Height tends to follow the normal distribution, which is the case for our sample data. The heights for this population follow a normal distribution with a mean of 1.512 meters and a standard deviation of 0.0741 meters. For normally distributed populations, you can use Z-scores to calculate percentiles. This method is convenient when you have only summary information about a sample and access to a table of Z-scores. I talk about Z-scores and show how to use them to calculate percentiles in my blog post about the Normal Distribution.

However, for this post, I’ll use the probability density function to calculate and graph the percentile. In this type of probability density plot, the proportion of the shaded area under the curve indicates the percentage of the distribution that falls within that range of values. For this graph, I shade the region that contains the lower 70% of the values, and the software calculates the height that corresponds with this percentage, which is the 70^{th} percentile.
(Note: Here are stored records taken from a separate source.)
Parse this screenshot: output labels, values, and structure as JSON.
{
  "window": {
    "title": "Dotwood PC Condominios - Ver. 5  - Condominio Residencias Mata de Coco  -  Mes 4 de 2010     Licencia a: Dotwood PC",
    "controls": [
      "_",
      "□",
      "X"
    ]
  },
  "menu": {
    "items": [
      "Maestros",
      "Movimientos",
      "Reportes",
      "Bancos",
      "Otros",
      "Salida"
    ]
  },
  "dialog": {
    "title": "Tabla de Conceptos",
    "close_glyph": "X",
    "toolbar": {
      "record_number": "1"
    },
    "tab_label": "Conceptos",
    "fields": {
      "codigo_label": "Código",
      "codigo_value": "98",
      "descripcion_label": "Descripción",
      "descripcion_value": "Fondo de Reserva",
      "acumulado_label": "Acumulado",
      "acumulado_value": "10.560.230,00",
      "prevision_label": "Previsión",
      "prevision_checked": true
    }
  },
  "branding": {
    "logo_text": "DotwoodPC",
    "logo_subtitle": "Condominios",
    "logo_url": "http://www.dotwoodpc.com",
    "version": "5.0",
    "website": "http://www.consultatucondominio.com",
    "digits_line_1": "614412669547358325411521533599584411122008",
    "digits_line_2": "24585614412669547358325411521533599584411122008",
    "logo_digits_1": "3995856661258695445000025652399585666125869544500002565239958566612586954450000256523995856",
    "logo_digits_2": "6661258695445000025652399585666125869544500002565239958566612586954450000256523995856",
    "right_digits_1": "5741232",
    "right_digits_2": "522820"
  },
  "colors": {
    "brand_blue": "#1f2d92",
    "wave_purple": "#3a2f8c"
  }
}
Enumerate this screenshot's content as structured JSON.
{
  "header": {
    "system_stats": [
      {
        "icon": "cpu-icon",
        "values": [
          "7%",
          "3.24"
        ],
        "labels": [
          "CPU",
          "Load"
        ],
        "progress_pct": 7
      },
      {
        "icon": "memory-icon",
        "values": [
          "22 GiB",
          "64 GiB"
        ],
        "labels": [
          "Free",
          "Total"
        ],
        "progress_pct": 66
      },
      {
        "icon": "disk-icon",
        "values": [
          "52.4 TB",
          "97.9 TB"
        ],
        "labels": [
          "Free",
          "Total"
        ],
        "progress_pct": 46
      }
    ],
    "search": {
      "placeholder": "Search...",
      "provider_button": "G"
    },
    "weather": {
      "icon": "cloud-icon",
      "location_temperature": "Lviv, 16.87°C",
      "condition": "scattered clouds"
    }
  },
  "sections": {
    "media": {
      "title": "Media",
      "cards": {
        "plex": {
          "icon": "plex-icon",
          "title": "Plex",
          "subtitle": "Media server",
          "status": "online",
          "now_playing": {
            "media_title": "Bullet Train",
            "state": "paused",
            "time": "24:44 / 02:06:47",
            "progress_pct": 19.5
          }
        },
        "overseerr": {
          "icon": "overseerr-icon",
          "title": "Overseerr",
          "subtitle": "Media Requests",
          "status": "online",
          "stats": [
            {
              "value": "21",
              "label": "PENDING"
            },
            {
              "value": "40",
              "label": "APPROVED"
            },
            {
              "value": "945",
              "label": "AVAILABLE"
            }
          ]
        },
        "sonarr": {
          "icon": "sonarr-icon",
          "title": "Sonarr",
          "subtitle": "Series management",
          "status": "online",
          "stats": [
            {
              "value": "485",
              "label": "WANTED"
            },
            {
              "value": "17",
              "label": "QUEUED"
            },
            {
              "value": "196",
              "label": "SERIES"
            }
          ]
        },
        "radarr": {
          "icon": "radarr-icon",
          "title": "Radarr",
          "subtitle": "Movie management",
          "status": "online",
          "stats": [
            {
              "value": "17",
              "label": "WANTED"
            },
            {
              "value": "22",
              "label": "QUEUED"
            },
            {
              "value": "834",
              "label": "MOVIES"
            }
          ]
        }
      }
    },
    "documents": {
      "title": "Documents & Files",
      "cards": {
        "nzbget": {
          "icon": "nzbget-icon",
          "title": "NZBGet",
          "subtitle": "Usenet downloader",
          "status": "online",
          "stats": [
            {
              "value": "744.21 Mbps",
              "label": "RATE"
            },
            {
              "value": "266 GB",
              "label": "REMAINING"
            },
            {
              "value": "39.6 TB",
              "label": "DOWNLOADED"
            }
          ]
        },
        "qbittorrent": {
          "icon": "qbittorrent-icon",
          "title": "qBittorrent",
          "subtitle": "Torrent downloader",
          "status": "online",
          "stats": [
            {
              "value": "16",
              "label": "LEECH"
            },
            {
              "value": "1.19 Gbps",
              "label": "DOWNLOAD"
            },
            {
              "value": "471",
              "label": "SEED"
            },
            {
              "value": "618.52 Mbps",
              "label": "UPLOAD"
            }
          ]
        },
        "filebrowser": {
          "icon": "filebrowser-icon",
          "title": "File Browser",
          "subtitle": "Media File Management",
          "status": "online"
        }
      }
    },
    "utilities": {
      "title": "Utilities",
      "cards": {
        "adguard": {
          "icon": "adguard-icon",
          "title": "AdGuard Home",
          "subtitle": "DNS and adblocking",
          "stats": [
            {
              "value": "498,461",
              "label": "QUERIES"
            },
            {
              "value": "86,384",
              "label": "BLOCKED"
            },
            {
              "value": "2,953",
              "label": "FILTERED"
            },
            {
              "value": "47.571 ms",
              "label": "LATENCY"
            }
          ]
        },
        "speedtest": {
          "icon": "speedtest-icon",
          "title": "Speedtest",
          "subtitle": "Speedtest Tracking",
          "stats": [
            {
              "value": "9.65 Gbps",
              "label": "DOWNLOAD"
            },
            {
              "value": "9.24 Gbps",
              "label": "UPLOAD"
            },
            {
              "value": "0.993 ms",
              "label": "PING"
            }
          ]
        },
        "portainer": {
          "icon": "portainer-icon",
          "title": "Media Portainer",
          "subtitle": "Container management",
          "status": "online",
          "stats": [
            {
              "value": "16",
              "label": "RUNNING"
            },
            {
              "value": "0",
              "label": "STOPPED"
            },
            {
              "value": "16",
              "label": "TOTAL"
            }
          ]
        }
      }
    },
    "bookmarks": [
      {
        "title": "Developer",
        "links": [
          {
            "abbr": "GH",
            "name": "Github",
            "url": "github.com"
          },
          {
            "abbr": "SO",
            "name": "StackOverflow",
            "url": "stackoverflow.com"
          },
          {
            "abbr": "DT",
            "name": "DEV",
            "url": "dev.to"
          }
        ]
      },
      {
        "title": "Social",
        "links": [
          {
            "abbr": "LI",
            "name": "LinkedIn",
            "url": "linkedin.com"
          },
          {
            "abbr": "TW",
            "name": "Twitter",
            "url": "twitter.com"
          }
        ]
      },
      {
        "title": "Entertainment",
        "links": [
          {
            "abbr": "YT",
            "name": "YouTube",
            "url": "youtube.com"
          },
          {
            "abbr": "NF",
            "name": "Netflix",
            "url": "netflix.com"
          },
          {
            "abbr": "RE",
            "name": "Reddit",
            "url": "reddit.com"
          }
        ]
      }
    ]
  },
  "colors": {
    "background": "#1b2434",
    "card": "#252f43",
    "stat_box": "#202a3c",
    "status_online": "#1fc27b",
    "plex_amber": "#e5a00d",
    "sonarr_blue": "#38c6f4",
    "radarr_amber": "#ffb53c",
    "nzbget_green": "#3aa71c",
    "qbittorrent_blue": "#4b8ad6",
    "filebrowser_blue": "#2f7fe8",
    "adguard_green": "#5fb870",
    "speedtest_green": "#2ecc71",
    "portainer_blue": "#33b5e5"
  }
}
The plot above shows that a height of 1.551 meters is at the 70^{th} percentile for this population of middle school girls.

### Using the Lognormal Distribution to Estimate Body Fat Percentiles

Not all data follows the normal distribution. In this vein, the body fat percentage data for the same sample are skewed. In my post about identifying the distribution of your data, I determined that these data follow a lognormal distribution with a location of 3.32317 and a scale of 0.24188.

The graph below clearly shows the right-skew. Below, I use the same process to calculate the 70^{th} percentile for body fat percentage as I did for height. I only need to specify the correct distribution for the software. Using this approach, we’re sure to factor in the skewness of our data when obtaining percentiles.

The plot above shows that having 31.5% body fat is at the 70^{th} percentile for this population of middle school girls.

Percentiles are a very intuitive way to understand where a value falls within a distribution of values. However, if you need to calculate a percentile, you’ll need to decide which method to use!

Nat Kitaw says

How would you calculate percentile rank for something with an underlying exponential distribution?

Jim Frost says

Hi Nat,

You can use any of the methods I discuss in this post. You can calculate the percentiles based on the values in your dataset using one of those three methods. Or, find the distribution that best fits your data (presumably the exponential distribution in your case) and use that to calculate percentiles. In this post, I use a lognormal distribution to illustrate this method, but you can use the exponential distribution.

suttonfelty says

Why are there different percentile calculations?

Jim Frost says

Hi, there are several different reasons. For one thing, you’re starting with slightly different definitions. For whatever reason, there’s not one standard definition. The calculations depend on how you define it (greater than versus greater than or equal to). This problem is exacerbated with smaller datasets where the difference in definition has a larger impact on the end result. There’s also the fact that you can calculate percentiles for values in a dataset or you can use probability distributions to calculate percentiles based on estimates of the population parameters. In short, there are different calculations because of different definitions and different goals (i.e., for values in a dataset vs. for a population).

Appy says

How do I calculate the percentile ranks for data where a lower score means better performance?

Jim Frost says

Hi Appy,

What you need to do is start by ranking the scores accordingly. Put the higher data values with lower ranks and lower data values with higher ranks. The opposite of what I show in this post. Then, where I talk about values being “greater than,” you need to substitute “less than.” I believe with those change you can proceed as I show in this post.

When you report the results, be sure to clarify how you’re using percentiles in this manner. For example, “70% of the scores are worse than X, where high values indicate worse performance.” Something like that because I think it would be easy to get confused given the normal usage of percentiles.

I hope this helps!

Takele says

nice and clear. tell us about logistic and Bayesian analysis

Jim Frost says

Thanks! I’d like to address those in future posts. So many potential topics to cover!